Anyway, you can usually depend on the smaller appliances – toaster ovens, electric frying pans, crockpots, the like – to stay with you and not break down. They are not in the union, basically because they are relatively inexpensive and easily replaced, but mostly because their size makes them nimble negotiators and they prefer to remain free agents.
So it’s really been the large new appliances that have given my family problems. Over the past five years, you name it, we’ve replaced it. We had to replace the electronic starter on our oven (it went three days before our New Year’s Eve party). We called Dan the repairman; he wouldn’t have the part in time, so we had cold appetizers that year. We lost a light on our Italian import deluxe six-burner range-top hood, which not one store seems to stock (maybe it doesn’t speak the language or is waiting for a work visa, who knows). We lost the holding pins on the dishwasher, which no one seems to stock, either; and most recently, our refrigerator decided to stop making ice.
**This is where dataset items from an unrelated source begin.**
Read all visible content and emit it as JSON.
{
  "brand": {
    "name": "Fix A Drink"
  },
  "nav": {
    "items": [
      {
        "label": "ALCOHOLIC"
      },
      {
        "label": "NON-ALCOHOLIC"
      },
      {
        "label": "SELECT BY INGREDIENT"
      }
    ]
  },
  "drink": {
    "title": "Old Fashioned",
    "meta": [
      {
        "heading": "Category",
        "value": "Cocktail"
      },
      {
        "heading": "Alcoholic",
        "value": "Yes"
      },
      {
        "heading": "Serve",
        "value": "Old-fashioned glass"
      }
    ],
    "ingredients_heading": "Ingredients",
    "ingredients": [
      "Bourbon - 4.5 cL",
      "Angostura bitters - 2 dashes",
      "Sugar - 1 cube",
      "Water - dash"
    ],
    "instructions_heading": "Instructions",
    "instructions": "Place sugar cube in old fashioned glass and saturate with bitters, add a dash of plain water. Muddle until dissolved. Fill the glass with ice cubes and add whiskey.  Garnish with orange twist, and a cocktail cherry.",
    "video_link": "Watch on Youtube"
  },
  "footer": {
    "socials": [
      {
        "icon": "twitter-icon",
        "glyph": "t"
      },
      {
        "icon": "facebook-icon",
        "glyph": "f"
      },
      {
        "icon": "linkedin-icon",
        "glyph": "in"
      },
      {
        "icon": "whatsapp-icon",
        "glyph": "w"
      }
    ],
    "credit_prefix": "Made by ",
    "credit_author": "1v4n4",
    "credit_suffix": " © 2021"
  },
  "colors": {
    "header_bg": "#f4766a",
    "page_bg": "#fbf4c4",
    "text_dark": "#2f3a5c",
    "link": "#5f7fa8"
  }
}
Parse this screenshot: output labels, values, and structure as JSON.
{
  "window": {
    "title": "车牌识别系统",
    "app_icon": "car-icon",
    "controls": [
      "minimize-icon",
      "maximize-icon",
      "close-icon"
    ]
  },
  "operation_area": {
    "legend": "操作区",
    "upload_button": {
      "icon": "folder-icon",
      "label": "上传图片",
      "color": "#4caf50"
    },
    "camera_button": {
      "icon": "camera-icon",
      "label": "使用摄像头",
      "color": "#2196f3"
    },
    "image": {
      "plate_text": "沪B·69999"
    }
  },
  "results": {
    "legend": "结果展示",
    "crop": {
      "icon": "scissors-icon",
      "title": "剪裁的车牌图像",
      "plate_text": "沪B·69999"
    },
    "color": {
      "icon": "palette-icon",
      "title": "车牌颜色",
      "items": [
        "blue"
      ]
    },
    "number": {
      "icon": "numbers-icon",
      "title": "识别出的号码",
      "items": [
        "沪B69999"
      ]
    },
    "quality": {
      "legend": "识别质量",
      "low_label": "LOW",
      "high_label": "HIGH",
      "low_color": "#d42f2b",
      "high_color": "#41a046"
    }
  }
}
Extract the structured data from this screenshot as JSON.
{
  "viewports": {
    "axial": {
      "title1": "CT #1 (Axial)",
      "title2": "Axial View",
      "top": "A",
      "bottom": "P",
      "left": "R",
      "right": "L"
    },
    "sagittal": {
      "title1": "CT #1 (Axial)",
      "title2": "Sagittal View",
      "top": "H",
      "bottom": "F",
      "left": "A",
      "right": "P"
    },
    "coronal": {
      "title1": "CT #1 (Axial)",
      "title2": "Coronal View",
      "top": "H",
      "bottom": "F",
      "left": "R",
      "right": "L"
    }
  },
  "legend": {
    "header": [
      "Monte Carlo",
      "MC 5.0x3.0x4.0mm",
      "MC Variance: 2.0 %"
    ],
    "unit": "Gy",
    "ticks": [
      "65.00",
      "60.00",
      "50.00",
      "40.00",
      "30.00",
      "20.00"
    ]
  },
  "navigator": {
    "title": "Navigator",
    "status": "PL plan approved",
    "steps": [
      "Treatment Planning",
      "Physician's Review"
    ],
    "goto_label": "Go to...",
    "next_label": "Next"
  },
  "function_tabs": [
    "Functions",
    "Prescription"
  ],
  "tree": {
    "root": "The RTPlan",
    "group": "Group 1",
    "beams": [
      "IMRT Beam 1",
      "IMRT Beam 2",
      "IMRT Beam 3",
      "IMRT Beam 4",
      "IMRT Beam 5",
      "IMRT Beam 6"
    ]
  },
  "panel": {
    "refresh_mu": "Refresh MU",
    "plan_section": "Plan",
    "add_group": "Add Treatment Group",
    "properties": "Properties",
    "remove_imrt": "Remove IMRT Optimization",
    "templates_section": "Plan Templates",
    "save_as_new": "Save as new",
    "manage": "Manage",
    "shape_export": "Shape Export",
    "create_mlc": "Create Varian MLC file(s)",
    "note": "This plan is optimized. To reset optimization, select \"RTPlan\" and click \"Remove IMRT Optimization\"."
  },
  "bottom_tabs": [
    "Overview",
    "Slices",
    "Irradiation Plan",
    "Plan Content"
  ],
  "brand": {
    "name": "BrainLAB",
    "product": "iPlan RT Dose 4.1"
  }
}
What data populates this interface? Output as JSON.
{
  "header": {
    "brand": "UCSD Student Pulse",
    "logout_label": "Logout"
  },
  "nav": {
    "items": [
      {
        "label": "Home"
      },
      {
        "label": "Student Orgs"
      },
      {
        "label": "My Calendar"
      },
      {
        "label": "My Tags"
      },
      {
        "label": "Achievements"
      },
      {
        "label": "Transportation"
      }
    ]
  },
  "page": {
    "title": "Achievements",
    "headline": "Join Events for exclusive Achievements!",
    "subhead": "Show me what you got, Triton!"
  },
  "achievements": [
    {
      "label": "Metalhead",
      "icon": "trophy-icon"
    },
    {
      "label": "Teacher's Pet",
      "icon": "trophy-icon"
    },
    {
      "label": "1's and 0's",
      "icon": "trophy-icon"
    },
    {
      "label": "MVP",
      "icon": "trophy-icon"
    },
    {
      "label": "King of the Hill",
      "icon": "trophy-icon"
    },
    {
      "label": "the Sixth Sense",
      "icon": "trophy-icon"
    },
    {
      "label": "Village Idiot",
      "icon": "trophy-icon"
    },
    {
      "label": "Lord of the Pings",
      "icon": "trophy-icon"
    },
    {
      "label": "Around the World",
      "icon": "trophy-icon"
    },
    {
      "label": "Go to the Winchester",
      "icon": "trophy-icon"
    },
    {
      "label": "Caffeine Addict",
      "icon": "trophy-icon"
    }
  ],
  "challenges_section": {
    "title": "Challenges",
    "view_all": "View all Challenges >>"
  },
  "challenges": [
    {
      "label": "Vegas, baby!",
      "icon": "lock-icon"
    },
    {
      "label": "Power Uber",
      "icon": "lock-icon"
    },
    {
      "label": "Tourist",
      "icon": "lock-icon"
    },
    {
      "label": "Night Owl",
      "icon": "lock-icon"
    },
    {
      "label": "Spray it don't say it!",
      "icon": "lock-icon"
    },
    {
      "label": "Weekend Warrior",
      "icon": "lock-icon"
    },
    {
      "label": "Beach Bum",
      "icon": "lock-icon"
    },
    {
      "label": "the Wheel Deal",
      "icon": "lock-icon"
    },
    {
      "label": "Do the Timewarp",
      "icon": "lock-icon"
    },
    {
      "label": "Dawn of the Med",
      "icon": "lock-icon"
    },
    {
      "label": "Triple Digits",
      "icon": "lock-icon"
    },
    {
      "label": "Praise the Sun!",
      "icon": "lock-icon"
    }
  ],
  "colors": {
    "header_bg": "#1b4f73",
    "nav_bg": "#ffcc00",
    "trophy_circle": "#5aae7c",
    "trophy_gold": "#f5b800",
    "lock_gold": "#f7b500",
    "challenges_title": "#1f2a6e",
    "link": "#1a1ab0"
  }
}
We changed the filter, and we cleaned out the line, then replaced it, but the %^$#@ thing still refuses to drop those handy frozen cubes.
Our dryer, on the other hand, a little older than the kitchen stuff, but still with its wits about it, decided to stop working just in time for a major snowstorm. The band on the drum snapped and it refused to tumble. We had to hang up our soaked clothes on a line in the basement with the fan blowing. Again we called Dan, who took four days to get there to replace the part – he had car trouble.
My cousin let me know this past weekend that although the microwave oven is finally working and the dishwasher is on the mend, the parts for her oven are weeks away. I wonder: can it be that the trucks are sentient, too, and in the slumping economy have joined the appliance union?
Not for nuthin’, but bring back all the old-time appliances; they worked for you without the benefit of a contract.